Thursday, April 20, 2023

Because of Putin’s War in Ukraine, Russia Again Where It was in 1916, Gallyamov Says

Paul Goble

            Staunton, Apr. 17 – Vladimir Putin has been repeating not so much the path of Joseph Stalin as that of Nicholas II, Abbas Gallyamov says; and as a result, he has put Russia in a situation much like the one it was in in 1916, with superficial quiet but a burdensome war grinding on and revolution only months away.

            The former Putin speechwriter and now Putin critic says that these parallels are increasingly obvious. The protests in 2011-2012 were “our analogue to the events of 1905,” events that “in the Marxist tradition are calling ‘a bourgeois-democratic revolution” (publizist.ru/blogs/112974/45624/-).

            “Both then and now one is talking about a struggle with the absolutist character of the regime and an attempt to create genuine parliamentarianism which would limit the freedom of the monarch. And in both the former and the present case, this was a struggle for political representation of those groups who considered that their interests weren’t being represented.”

            In response, both then and now, the monarch backed down and made some concessions, Gallyamov says; but at the same time, then and now, the regime organized shock troops to combat the dissident population, the Black Hundreds after 1905 and the various Putinoid groupings more recently.

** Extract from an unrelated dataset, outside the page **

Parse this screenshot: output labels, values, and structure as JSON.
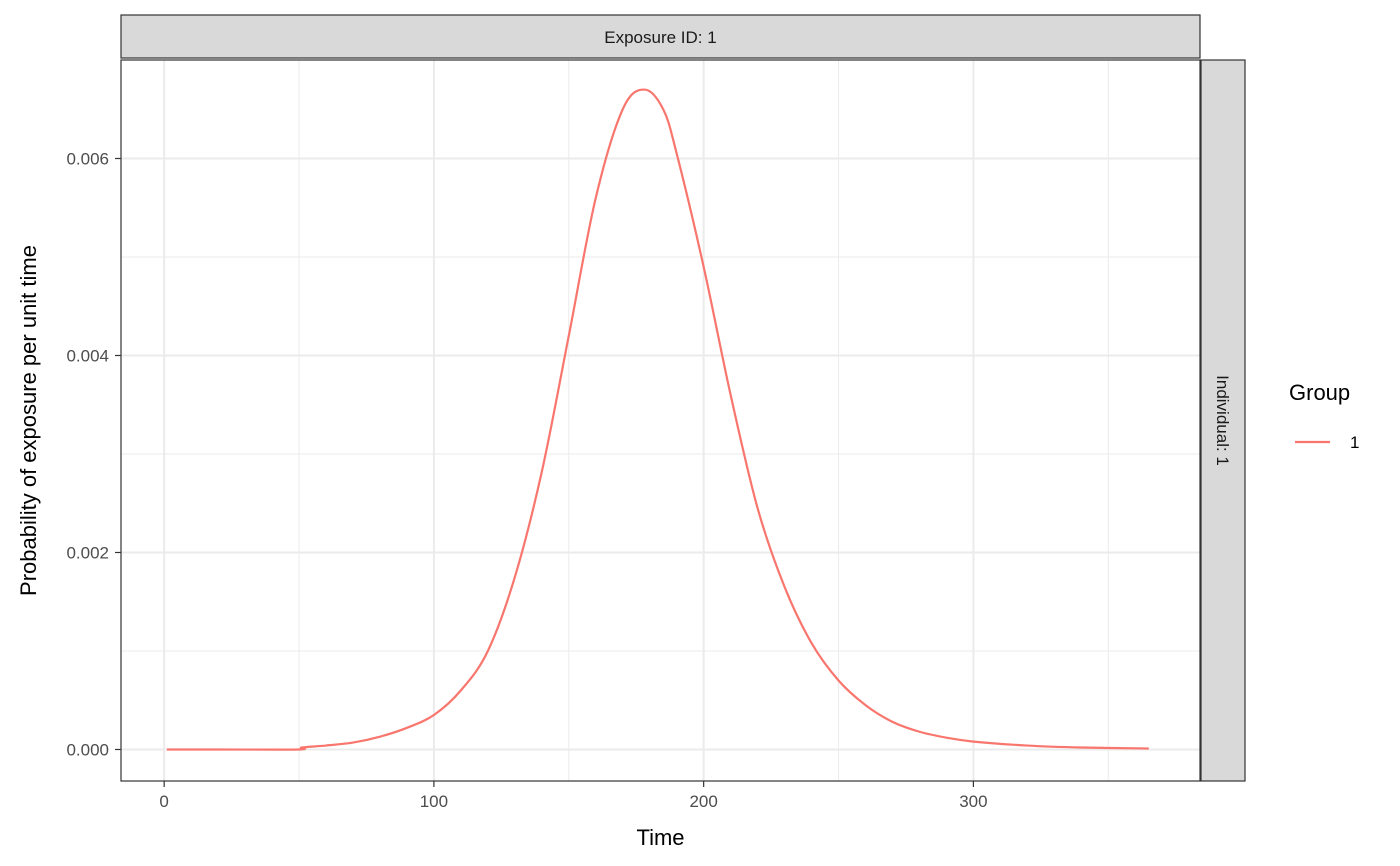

            In both cases, the regime was worried about public opinion but wasn’t prepared to give up power; and so in both cases, the regime decided on a war that it hoped would generate patriotic feelings. Initially, in both cases, the war against Germany then and the war against Ukraine now had that effect.

            “But in the end, the wars turned out to be much longer than the authorities had expected and the hardships on the population caused by them much more severe. As a result, both then and now, patriotic sentiment declined and protest sentiment rose,” Gallyamov continues. These things make it appropriate to draw comparisons.

            In 1916, officials reassured the tsar that a revolution was impossible, and they were believed even though as history showed “the revolution was less than six months away.” And one can also recall Lenin’s remark in May 1917 that “if there had been no war, Russia could have lived without a revolution for years and even decades.”

            “Of course,” Gallyamov concludes, “not every historical parallel is exact.” But it is difficult not to see how close this one appears to be and thus seek to learn some lessons from the past.